The Israel Defense Forces committee investigating the raid, headed by Maj. Gen. (res. ) Giora Eiland, is the first to complete its investigation. The Turkel Committee, appointed by the government to examine whether the raid adhered to international law, has just begun its investigation. A team from the State Comptroller's Office will be beginning its own probe of the flotilla raid shortly.

Meanwhile, the Israel Navy is preparing to block a Libyan ship carrying humanitarian aid to the region, although sources in the IDF say chances are good that the ship will sail to the Egyptian port of El-Arish. But Yousef Sawani, who heads the Gaddafi International Charity and Development Foundation, the group that chartered the ship, said the passengers do want to reach Gaza and that reports that they are going to dock in El-Arish are intended to harm morale. He said the group was a global institution, not a Libyan one.

Witnesses and various other people who have spoken to Eiland say that his report will be very critical of the army's conduct in the affair. Eiland is also reportedly critical of the government's conduct, but the report will not cover politicians.

Eilan may, however, mention the government's conduct in the press conference he has called for today.

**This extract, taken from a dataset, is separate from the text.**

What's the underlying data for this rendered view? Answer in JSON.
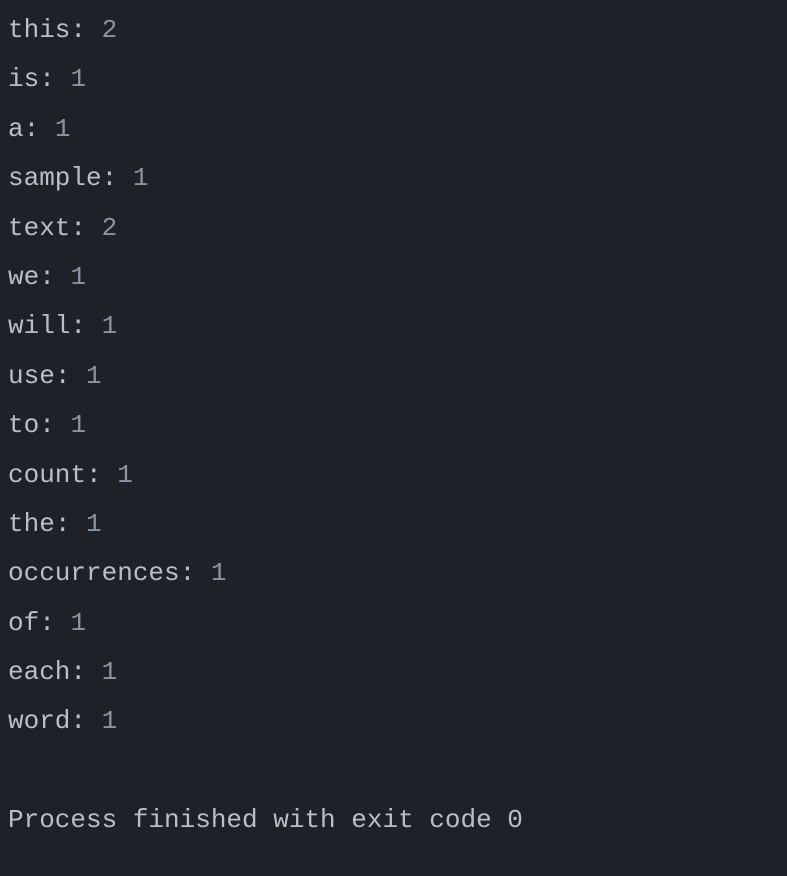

The briefing may also be the place to mention the actions of specific people with regard to the affair, if he does not mention them in his report.

It is believed that Eiland is not likely to call for action against individuals involved in the affair because of his record on such things in the past, particularly his report on the abduction of soldier Gilad Shalit four years ago.

Eiland is expected to focus his attention on specific institutions - the navy and its intelligence branch, Military Intelligence, without specifically recommending action against the officers who head these bodies.

The navy is to be the main target of Eiland's critique of the operation, although his assessment will apparently be tempered by consideration for the navy's success in several operations in recent years under Maj. Gen. Eliezer Marom.

The Turkel Committee is expected to make use of Eiland's conclusions as a jumping-off point for its investigation of the government's conduct during the affair.

If the findings of Eiland's committee and other evidence indicate that soldiers may have committed criminal offenses or war crimes, the military advocate general will be informed, and will then decide whether to open a criminal investigation, the State Prosecutor's Office informed the High Court of Justice yesterday.

The prosecution issued the statement ahead of this morning's High Court hearing of a petition by the Israeli peace group Gush Shalom, which is protesting the government's decision to appoint the Turkel Committee to investigate the flotilla raid. The petitioners want a state commission of inquiry to be established that would probe all aspects of the IDF's action with regard to the Gaza flotilla, including the decision making that preceded the raid. They also want the committee to have the authority to question soldiers involved in the incident.

"A situation in which after every operation soldiers have to testify before a civilian committee, and when the feeling created is that the soldiers should hire lawyers when they embark on an operation, harms the soldiers' ability to function and the ability of the army to fulfill its duty," the prosecution said in a statement. "In extraordinary cases, in which there is no choice, it is done. But as a rule, this is to be avoided so as not to impair the army's ability to carry out its duty."

The prosecution said it is up to the government to decide on the way the raid should be investigated. It said the Turkel Committee will have the authority to question soldiers and other members of the security forces regarding their responsibilities, but not to ask them about primarily military issues. The committee will also be able to ask Defense Minister Ehud Barak and IDF Chief of Staff Gabi Ashkenazi about international law as it applies to the raid.